Кадры в проекторе принимают более радостный характер. Отец возобновляет свою деятельность в качестве управляющего социалистическим институтом, организованным в здании бывшего казино, для рабочих, которые желают избавиться от своего невежества. Надпись над входом в библиотеку гласит: «Знание — сила». Двери в их квартиру на втором этаже всегда распахнуты настежь. Как и детям консьержки, Анне и Лотте выпало счастье расти в этом дворце пролетарской культуры. Вместе они играют в салки в широких мраморных коридорах, прячутся за неохватными колоннами и кулисами сцены, прыгают в огромном круглом фойе, где детские крики поднимаются высоко к витражу, а проникающее через него солнце заливает их карминным и бирюзовым светом. Лотта открыла для себя тайны акустики; она стоит под самой высокой точкой сводчатого потолка и с откинутой назад головой поет песенку о кельнском трамвае. Неугомонная Анна, подстрекаемая соседским мальчиком, прыгает на бидермайерском диване с шелковой обивкой, как на трамплине, пока пружины не начинают пищать, а голова кружиться; Анна падает, ударяясь ртом о спинку из красного дерева. Диван стоит в помещении, демонстрирующем светскую роскошь конца века. Над богато орнаментированным буфетом с медными кранами, под облезлым позолоченным потолком висят хрустальные люстры; стены украшены десятками потускневших от времени зеркал, в которых до сих пор отражается азартный дух старой финансовой элиты и ее паразитов — а также пунцовая девочка с окровавленной губой. Отец строго-настрого запретил входить в эту комнату. С виноватым видом Анна вбегает в его кабинет.
— Что случилось? — спрашивает он, указывая на пораненную верхнюю губу.
Анна вмиг сочиняет байку. Она живописует совершенно иную ситуацию — проще и потому правдоподобнее. Играя в саду, признается Анна, опустив глаза, она наскочила на деревянный столик. Остановив кровь, отец ведет Анну в сад.

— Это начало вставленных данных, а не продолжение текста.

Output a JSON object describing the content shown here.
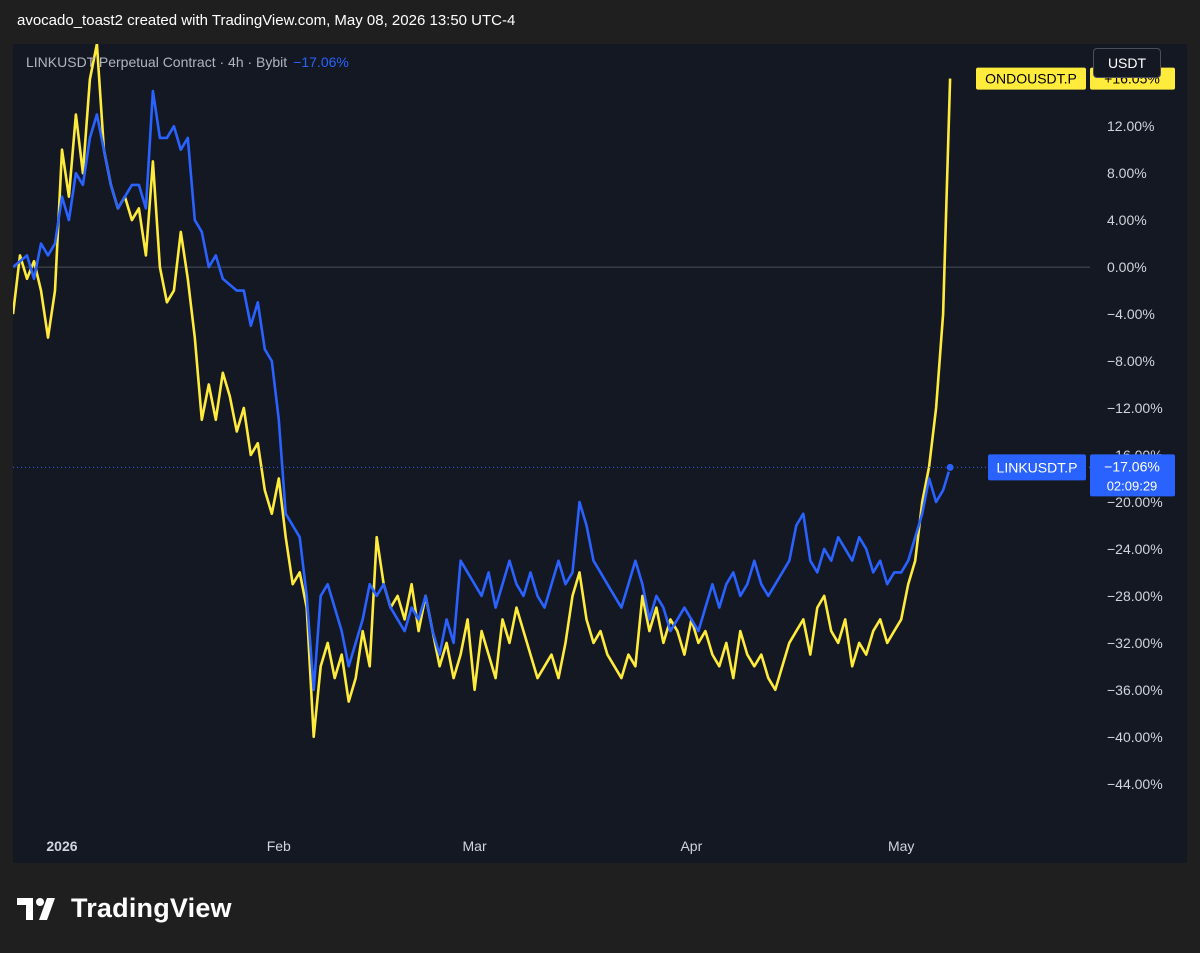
{
  "header": {
    "caption": "avocado_toast2 created with TradingView.com, May 08, 2026 13:50 UTC-4"
  },
  "legend": {
    "symbol_text": "LINKUSDT Perpetual Contract · 4h · Bybit",
    "change": "−17.06%"
  },
  "currency_button": "USDT",
  "footer": {
    "brand": "TradingView",
    "logo_icon": "tradingview-logo-icon"
  },
  "colors": {
    "background": "#141823",
    "link": "#2962ff",
    "ondo": "#ffeb3b"
  },
  "chart_data": {
    "type": "line",
    "x_ticks": [
      "2026",
      "Feb",
      "Mar",
      "Apr",
      "May"
    ],
    "y_ticks": [
      "12.00%",
      "8.00%",
      "4.00%",
      "0.00%",
      "−4.00%",
      "−8.00%",
      "−12.00%",
      "−20.00%",
      "−24.00%",
      "−28.00%",
      "−32.00%",
      "−36.00%",
      "−40.00%",
      "−44.00%"
    ],
    "y_tick_values": [
      12,
      8,
      4,
      0,
      -4,
      -8,
      -12,
      -20,
      -24,
      -28,
      -32,
      -36,
      -40,
      -44
    ],
    "partial_tick": {
      "label": "−16.00%",
      "value": -16
    },
    "ylim": [
      -47,
      19
    ],
    "xlim": [
      "2025-12-25",
      "2026-05-28"
    ],
    "series": [
      {
        "name": "ONDOUSDT.P",
        "last_label": "+16.05%",
        "last_value": 16.05,
        "color": "#ffeb3b",
        "points": [
          [
            "2025-12-25",
            -4
          ],
          [
            "2025-12-26",
            1
          ],
          [
            "2025-12-27",
            -1
          ],
          [
            "2025-12-28",
            0.5
          ],
          [
            "2025-12-29",
            -2
          ],
          [
            "2025-12-30",
            -6
          ],
          [
            "2025-12-31",
            -2
          ],
          [
            "2026-01-01",
            10
          ],
          [
            "2026-01-02",
            6
          ],
          [
            "2026-01-03",
            13
          ],
          [
            "2026-01-04",
            8
          ],
          [
            "2026-01-05",
            16
          ],
          [
            "2026-01-06",
            19
          ],
          [
            "2026-01-07",
            10
          ],
          [
            "2026-01-08",
            7
          ],
          [
            "2026-01-09",
            5
          ],
          [
            "2026-01-10",
            6
          ],
          [
            "2026-01-11",
            4
          ],
          [
            "2026-01-12",
            5
          ],
          [
            "2026-01-13",
            1
          ],
          [
            "2026-01-14",
            9
          ],
          [
            "2026-01-15",
            0
          ],
          [
            "2026-01-16",
            -3
          ],
          [
            "2026-01-17",
            -2
          ],
          [
            "2026-01-18",
            3
          ],
          [
            "2026-01-19",
            -1
          ],
          [
            "2026-01-20",
            -6
          ],
          [
            "2026-01-21",
            -13
          ],
          [
            "2026-01-22",
            -10
          ],
          [
            "2026-01-23",
            -13
          ],
          [
            "2026-01-24",
            -9
          ],
          [
            "2026-01-25",
            -11
          ],
          [
            "2026-01-26",
            -14
          ],
          [
            "2026-01-27",
            -12
          ],
          [
            "2026-01-28",
            -16
          ],
          [
            "2026-01-29",
            -15
          ],
          [
            "2026-01-30",
            -19
          ],
          [
            "2026-01-31",
            -21
          ],
          [
            "2026-02-01",
            -18
          ],
          [
            "2026-02-02",
            -23
          ],
          [
            "2026-02-03",
            -27
          ],
          [
            "2026-02-04",
            -26
          ],
          [
            "2026-02-05",
            -29
          ],
          [
            "2026-02-06",
            -40
          ],
          [
            "2026-02-07",
            -34
          ],
          [
            "2026-02-08",
            -32
          ],
          [
            "2026-02-09",
            -35
          ],
          [
            "2026-02-10",
            -33
          ],
          [
            "2026-02-11",
            -37
          ],
          [
            "2026-02-12",
            -35
          ],
          [
            "2026-02-13",
            -31
          ],
          [
            "2026-02-14",
            -34
          ],
          [
            "2026-02-15",
            -23
          ],
          [
            "2026-02-16",
            -27
          ],
          [
            "2026-02-17",
            -29
          ],
          [
            "2026-02-18",
            -28
          ],
          [
            "2026-02-19",
            -30
          ],
          [
            "2026-02-20",
            -27
          ],
          [
            "2026-02-21",
            -31
          ],
          [
            "2026-02-22",
            -28
          ],
          [
            "2026-02-23",
            -31
          ],
          [
            "2026-02-24",
            -34
          ],
          [
            "2026-02-25",
            -32
          ],
          [
            "2026-02-26",
            -35
          ],
          [
            "2026-02-27",
            -33
          ],
          [
            "2026-02-28",
            -30
          ],
          [
            "2026-03-01",
            -36
          ],
          [
            "2026-03-02",
            -31
          ],
          [
            "2026-03-03",
            -33
          ],
          [
            "2026-03-04",
            -35
          ],
          [
            "2026-03-05",
            -30
          ],
          [
            "2026-03-06",
            -32
          ],
          [
            "2026-03-07",
            -29
          ],
          [
            "2026-03-08",
            -31
          ],
          [
            "2026-03-09",
            -33
          ],
          [
            "2026-03-10",
            -35
          ],
          [
            "2026-03-11",
            -34
          ],
          [
            "2026-03-12",
            -33
          ],
          [
            "2026-03-13",
            -35
          ],
          [
            "2026-03-14",
            -32
          ],
          [
            "2026-03-15",
            -28
          ],
          [
            "2026-03-16",
            -26
          ],
          [
            "2026-03-17",
            -30
          ],
          [
            "2026-03-18",
            -32
          ],
          [
            "2026-03-19",
            -31
          ],
          [
            "2026-03-20",
            -33
          ],
          [
            "2026-03-21",
            -34
          ],
          [
            "2026-03-22",
            -35
          ],
          [
            "2026-03-23",
            -33
          ],
          [
            "2026-03-24",
            -34
          ],
          [
            "2026-03-25",
            -28
          ],
          [
            "2026-03-26",
            -31
          ],
          [
            "2026-03-27",
            -29
          ],
          [
            "2026-03-28",
            -32
          ],
          [
            "2026-03-29",
            -30
          ],
          [
            "2026-03-30",
            -31
          ],
          [
            "2026-03-31",
            -33
          ],
          [
            "2026-04-01",
            -30
          ],
          [
            "2026-04-02",
            -32
          ],
          [
            "2026-04-03",
            -31
          ],
          [
            "2026-04-04",
            -33
          ],
          [
            "2026-04-05",
            -34
          ],
          [
            "2026-04-06",
            -32
          ],
          [
            "2026-04-07",
            -35
          ],
          [
            "2026-04-08",
            -31
          ],
          [
            "2026-04-09",
            -33
          ],
          [
            "2026-04-10",
            -34
          ],
          [
            "2026-04-11",
            -33
          ],
          [
            "2026-04-12",
            -35
          ],
          [
            "2026-04-13",
            -36
          ],
          [
            "2026-04-14",
            -34
          ],
          [
            "2026-04-15",
            -32
          ],
          [
            "2026-04-16",
            -31
          ],
          [
            "2026-04-17",
            -30
          ],
          [
            "2026-04-18",
            -33
          ],
          [
            "2026-04-19",
            -29
          ],
          [
            "2026-04-20",
            -28
          ],
          [
            "2026-04-21",
            -31
          ],
          [
            "2026-04-22",
            -32
          ],
          [
            "2026-04-23",
            -30
          ],
          [
            "2026-04-24",
            -34
          ],
          [
            "2026-04-25",
            -32
          ],
          [
            "2026-04-26",
            -33
          ],
          [
            "2026-04-27",
            -31
          ],
          [
            "2026-04-28",
            -30
          ],
          [
            "2026-04-29",
            -32
          ],
          [
            "2026-04-30",
            -31
          ],
          [
            "2026-05-01",
            -30
          ],
          [
            "2026-05-02",
            -27
          ],
          [
            "2026-05-03",
            -25
          ],
          [
            "2026-05-04",
            -20
          ],
          [
            "2026-05-05",
            -17
          ],
          [
            "2026-05-06",
            -12
          ],
          [
            "2026-05-07",
            -4
          ],
          [
            "2026-05-08",
            16.05
          ]
        ]
      },
      {
        "name": "LINKUSDT.P",
        "last_label": "−17.06%",
        "countdown": "02:09:29",
        "last_value": -17.06,
        "color": "#2962ff",
        "points": [
          [
            "2025-12-25",
            0
          ],
          [
            "2025-12-26",
            0.5
          ],
          [
            "2025-12-27",
            1
          ],
          [
            "2025-12-28",
            -1
          ],
          [
            "2025-12-29",
            2
          ],
          [
            "2025-12-30",
            1
          ],
          [
            "2025-12-31",
            2
          ],
          [
            "2026-01-01",
            6
          ],
          [
            "2026-01-02",
            4
          ],
          [
            "2026-01-03",
            8
          ],
          [
            "2026-01-04",
            7
          ],
          [
            "2026-01-05",
            11
          ],
          [
            "2026-01-06",
            13
          ],
          [
            "2026-01-07",
            10
          ],
          [
            "2026-01-08",
            7
          ],
          [
            "2026-01-09",
            5
          ],
          [
            "2026-01-10",
            6
          ],
          [
            "2026-01-11",
            7
          ],
          [
            "2026-01-12",
            7
          ],
          [
            "2026-01-13",
            5
          ],
          [
            "2026-01-14",
            15
          ],
          [
            "2026-01-15",
            11
          ],
          [
            "2026-01-16",
            11
          ],
          [
            "2026-01-17",
            12
          ],
          [
            "2026-01-18",
            10
          ],
          [
            "2026-01-19",
            11
          ],
          [
            "2026-01-20",
            4
          ],
          [
            "2026-01-21",
            3
          ],
          [
            "2026-01-22",
            0
          ],
          [
            "2026-01-23",
            1
          ],
          [
            "2026-01-24",
            -1
          ],
          [
            "2026-01-25",
            -1.5
          ],
          [
            "2026-01-26",
            -2
          ],
          [
            "2026-01-27",
            -2
          ],
          [
            "2026-01-28",
            -5
          ],
          [
            "2026-01-29",
            -3
          ],
          [
            "2026-01-30",
            -7
          ],
          [
            "2026-01-31",
            -8
          ],
          [
            "2026-02-01",
            -13
          ],
          [
            "2026-02-02",
            -21
          ],
          [
            "2026-02-03",
            -22
          ],
          [
            "2026-02-04",
            -23
          ],
          [
            "2026-02-05",
            -28
          ],
          [
            "2026-02-06",
            -36
          ],
          [
            "2026-02-07",
            -28
          ],
          [
            "2026-02-08",
            -27
          ],
          [
            "2026-02-09",
            -29
          ],
          [
            "2026-02-10",
            -31
          ],
          [
            "2026-02-11",
            -34
          ],
          [
            "2026-02-12",
            -32
          ],
          [
            "2026-02-13",
            -30
          ],
          [
            "2026-02-14",
            -27
          ],
          [
            "2026-02-15",
            -28
          ],
          [
            "2026-02-16",
            -27
          ],
          [
            "2026-02-17",
            -29
          ],
          [
            "2026-02-18",
            -30
          ],
          [
            "2026-02-19",
            -31
          ],
          [
            "2026-02-20",
            -29
          ],
          [
            "2026-02-21",
            -30
          ],
          [
            "2026-02-22",
            -28
          ],
          [
            "2026-02-23",
            -31
          ],
          [
            "2026-02-24",
            -33
          ],
          [
            "2026-02-25",
            -30
          ],
          [
            "2026-02-26",
            -32
          ],
          [
            "2026-02-27",
            -25
          ],
          [
            "2026-02-28",
            -26
          ],
          [
            "2026-03-01",
            -27
          ],
          [
            "2026-03-02",
            -28
          ],
          [
            "2026-03-03",
            -26
          ],
          [
            "2026-03-04",
            -29
          ],
          [
            "2026-03-05",
            -27
          ],
          [
            "2026-03-06",
            -25
          ],
          [
            "2026-03-07",
            -27
          ],
          [
            "2026-03-08",
            -28
          ],
          [
            "2026-03-09",
            -26
          ],
          [
            "2026-03-10",
            -28
          ],
          [
            "2026-03-11",
            -29
          ],
          [
            "2026-03-12",
            -27
          ],
          [
            "2026-03-13",
            -25
          ],
          [
            "2026-03-14",
            -27
          ],
          [
            "2026-03-15",
            -26
          ],
          [
            "2026-03-16",
            -20
          ],
          [
            "2026-03-17",
            -22
          ],
          [
            "2026-03-18",
            -25
          ],
          [
            "2026-03-19",
            -26
          ],
          [
            "2026-03-20",
            -27
          ],
          [
            "2026-03-21",
            -28
          ],
          [
            "2026-03-22",
            -29
          ],
          [
            "2026-03-23",
            -27
          ],
          [
            "2026-03-24",
            -25
          ],
          [
            "2026-03-25",
            -27
          ],
          [
            "2026-03-26",
            -30
          ],
          [
            "2026-03-27",
            -28
          ],
          [
            "2026-03-28",
            -29
          ],
          [
            "2026-03-29",
            -31
          ],
          [
            "2026-03-30",
            -30
          ],
          [
            "2026-03-31",
            -29
          ],
          [
            "2026-04-01",
            -30
          ],
          [
            "2026-04-02",
            -31
          ],
          [
            "2026-04-03",
            -29
          ],
          [
            "2026-04-04",
            -27
          ],
          [
            "2026-04-05",
            -29
          ],
          [
            "2026-04-06",
            -27
          ],
          [
            "2026-04-07",
            -26
          ],
          [
            "2026-04-08",
            -28
          ],
          [
            "2026-04-09",
            -27
          ],
          [
            "2026-04-10",
            -25
          ],
          [
            "2026-04-11",
            -27
          ],
          [
            "2026-04-12",
            -28
          ],
          [
            "2026-04-13",
            -27
          ],
          [
            "2026-04-14",
            -26
          ],
          [
            "2026-04-15",
            -25
          ],
          [
            "2026-04-16",
            -22
          ],
          [
            "2026-04-17",
            -21
          ],
          [
            "2026-04-18",
            -25
          ],
          [
            "2026-04-19",
            -26
          ],
          [
            "2026-04-20",
            -24
          ],
          [
            "2026-04-21",
            -25
          ],
          [
            "2026-04-22",
            -23
          ],
          [
            "2026-04-23",
            -24
          ],
          [
            "2026-04-24",
            -25
          ],
          [
            "2026-04-25",
            -23
          ],
          [
            "2026-04-26",
            -24
          ],
          [
            "2026-04-27",
            -26
          ],
          [
            "2026-04-28",
            -25
          ],
          [
            "2026-04-29",
            -27
          ],
          [
            "2026-04-30",
            -26
          ],
          [
            "2026-05-01",
            -26
          ],
          [
            "2026-05-02",
            -25
          ],
          [
            "2026-05-03",
            -23
          ],
          [
            "2026-05-04",
            -21
          ],
          [
            "2026-05-05",
            -18
          ],
          [
            "2026-05-06",
            -20
          ],
          [
            "2026-05-07",
            -19
          ],
          [
            "2026-05-08",
            -17.06
          ]
        ]
      }
    ]
  }
}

— Так, — говорит он, — а теперь покажи, как это произошло.
Анна мгновенно осознает, как коварно обманула саму себя: стол такой высокий, что девочке ее роста нужно упасть с неба на землю, чтобы верхней губой задеть о край стола.
— Понятно, — говорит отец подозрительно мелодичным тоном. Между большим и указательным пальцем он зажимает кусочек кожи на ее голой руке, причиняя ей резкую боль. Это единственное наказание, которое останется в ее памяти на долгие годы — наказание, на всю оставшуюся жизнь определившее ее выбор в пользу правды.
Однако темперамент Анны не так-то просто обуздать. Вскоре после этого она ломает руку на мраморной лестнице фойе и плачет навзрыд, словно истеричная графиня, проигравшая все свое состояние. К ней присоединяется и Лотта, симбиотически ощущающая страх и боль за сестру. Руку заковывают в гипс и подвешивают. Когда Анна в таком виде выходит из больницы, Лотта вновь заливается слезами. Никто не знает, почему она плачет, — из солидарности или из зависти? Лишь после того, как ее левую руку заматывают импровизированной повязкой и подвешивают на кухонном полотенце, она успокаивается.